Por Revolução Brasileira em 18/03/2022.

 


     O recente conflito entre Rússia e OTAN fez suscitar no Brasil (até mesmo nos jornalões burgueses) a discussão em torno da dependência do país na importação de fertilizantes (em especial dos grupos NPK – nitrogenados, fosfatados e potássicos). O Brasil consome anualmente cerca de 43 milhões de toneladas, sendo aproximadamente um terço para cada grupo. É o maior importador de fertilizantes no mundo, comprando até 85% daquilo que consome. A dependência do mercado estrangeiro é aberrante: o Brasil importa até 95% dos fertilizantes nitrogenados (comprando de Rússia, China e Oriente Médio), até 75% dos fertilizantes fosfatados (adquiridos da Rússia, China e Marrocos) e até 95% dos fertilizantes potássicos (vindos da Rússia, Belarus e Canadá).

      Essa dependência se mostra ainda mais dramática num cenário como o presente, em que a queda das importações pode levar ao aumento dos preços dos alimentos – seja pela elevação do preço dos fertilizantes importados seja pelo impacto negativo nas colheitas em caso de desabastecimento.

       Esse impacto poderia ser atenuado caso a Petrobras, hoje nas mãos de uma camarilha ultraliberal, não estivesse nos últimos anos se desfazendo de suas fábricas de fertilizantes nitrogenados. As operações ocorrem sempre de forma suspeita e lesiva ao patrimônio público – mas sempre com a benção do STF e TCU. A estatal, que já vem se retirando do mercado de fertilizantes nitrogenados desde 2015, vem acelerando o processo desde então com a hibernação das unidades do Sergipe e Bahia em 2018 (e que foram arrendadas em 2020 pela Proquigel Química, pertencente ao grupo Unigel) e da unidade no Paraná em 2020 (esta última motivando a mobilização grevista em fevereiro do mesmo ano). Uma outra unidade de nitrogenados, a UFN3, situada em Três Lagoas (MS), cuja construção foi iniciada pela Petrobrás (sendo paralisada com 80% das obras concluídas em 2014) foi adquirida recentemente por um grupo de investidores russos da Acron.

      Mesmo no setor privado a desnacionalização pode comprometer ainda mais o mercado interno. Nos últimos cinco anos a multinacional suíça Eurochem fez três aquisições de indústrias do ramo de fertilizantes no Brasil, como a Fertilizantes Heringer, Fertilizantes Tocantins e a Serra do Salitre.

       Um país de produção agrícola tão elevada se mostrar tão suscetível às flutuações na dinâmica internacional é um sintoma crítico da dependência e do subdesenvolvimento característicos de nosso país, sempre entregue aos desígnios de uma classe dominante subordinada aos interesses estrangeiros. A falta de uma postura de confronto com o liberalismo – em especial por parte da esquerda – leva à manutenção deste quadro de dependência que resulta em graves prejuízos à população brasileira, diariamente vítima deste assalto em detrimento da acumulação de uma minoria – vide a própria Petrobrás, uma empresa estatal que hoje faz um papel de Robin Hood às avessas, assaltando a população com preços exorbitantes na venda de combustíveis e outros derivados, praticando preços atrelados aos valores internacionais, mesmo sendo quase auto suficiente em sua produção, tudo isso para garantir a remuneração de acionistas privados (a maioria estrangeiros).

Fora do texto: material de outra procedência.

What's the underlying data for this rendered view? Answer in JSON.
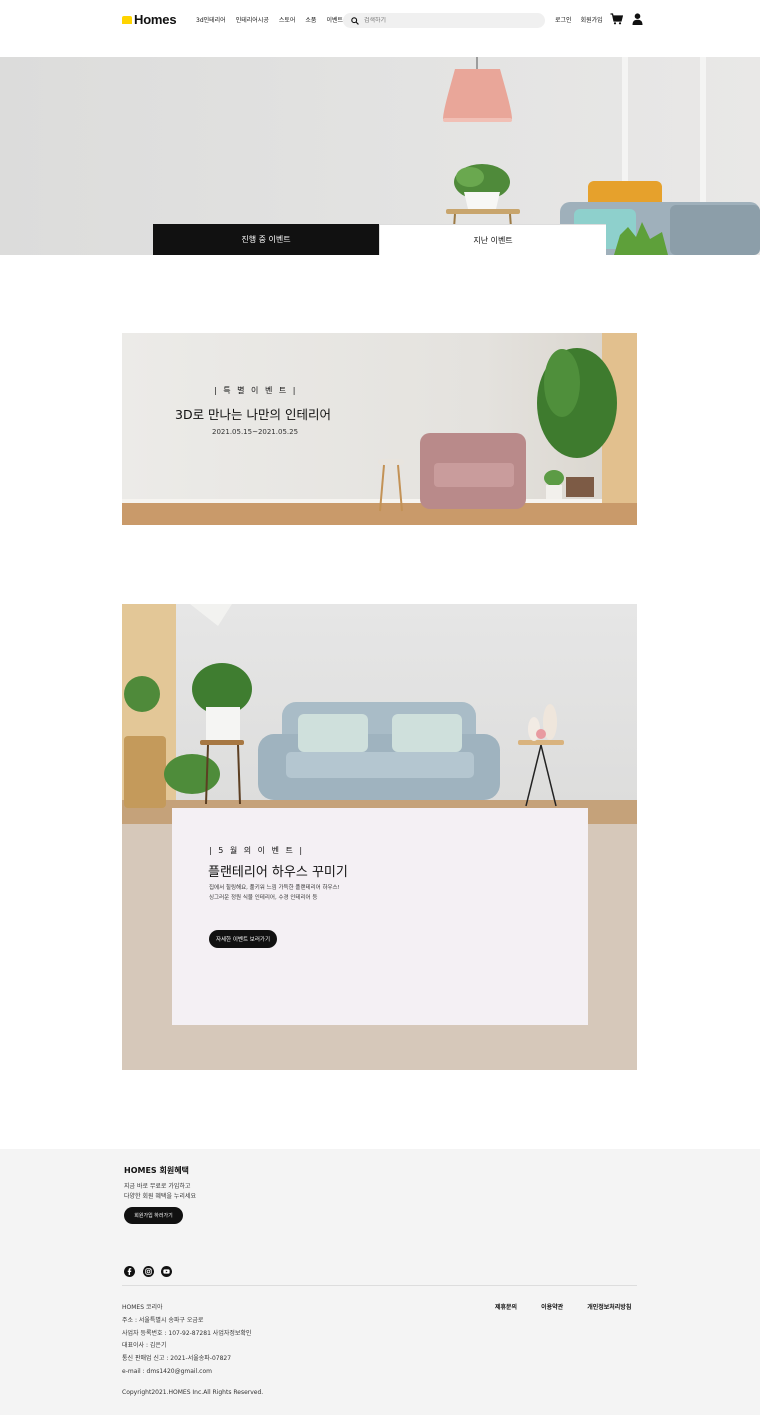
{
  "header": {
    "logo": "Homes",
    "nav": [
      "3d인테리어",
      "인테리어시공",
      "스토어",
      "소품",
      "이벤트"
    ],
    "search_placeholder": "검색하기",
    "login": "로그인",
    "signup": "회원가입"
  },
  "hero": {
    "tab_active": "진행 중 이벤트",
    "tab_past": "지난 이벤트"
  },
  "banner1": {
    "tag": "| 특 별 이 벤 트 |",
    "title": "3D로 만나는 나만의 인테리어",
    "date": "2021.05.15~2021.05.25"
  },
  "banner2": {
    "tag": "| 5 월 의  이 벤 트 |",
    "title": "플랜테리어 하우스 꾸미기",
    "desc_line1": "집에서 힐링해요, 풀키워 느낌 가득한 플랜테리어 하우스!",
    "desc_line2": "싱그러운 정원 식물 인테리어, 수경 인테리어 등",
    "button": "자세한 이벤트 보러가기"
  },
  "footer": {
    "title": "HOMES 회원혜택",
    "desc_line1": "지금 바로 무료로 가입하고",
    "desc_line2": "다양한 회원 혜택을 누리세요",
    "button": "회원가입 하러가기",
    "info": [
      "HOMES 코리아",
      "주소 : 서울특별시 송파구 오금로",
      "사업자 등록번호 : 107-92-87281 사업자정보확인",
      "대표이사 : 김은기",
      "통신 판매업 신고 : 2021-서울송파-07827",
      "e-mail : dms1420@gmail.com"
    ],
    "copyright": "Copyright2021.HOMES Inc.All Rights Reserved.",
    "links": [
      "제휴문의",
      "이용약관",
      "개인정보처리방침"
    ]
  },
  "colors": {
    "accent": "#ffd400",
    "dark": "#111111"
  }
}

      Esse cenário só poderá mudar quando a esquerda estiver orientada em atender os interesses e soberania do povo brasileiro. Para tal, deve assumir uma postura de confronto com o grande capital, promovendo reformas e nacionalizações e não subordinando-se a ele numa política ilusória de conciliação de classes. A esquerda precisa urgentemente debater a Revolução Brasileira. Precisa tematizar sobre o poder, e não sobre governos. Essas questões não se resolvem com alianças eleitorais. Resolvem-se, ao contrário, com a Revolução. Tendo como aliados os trabalhadores, não seus algozes.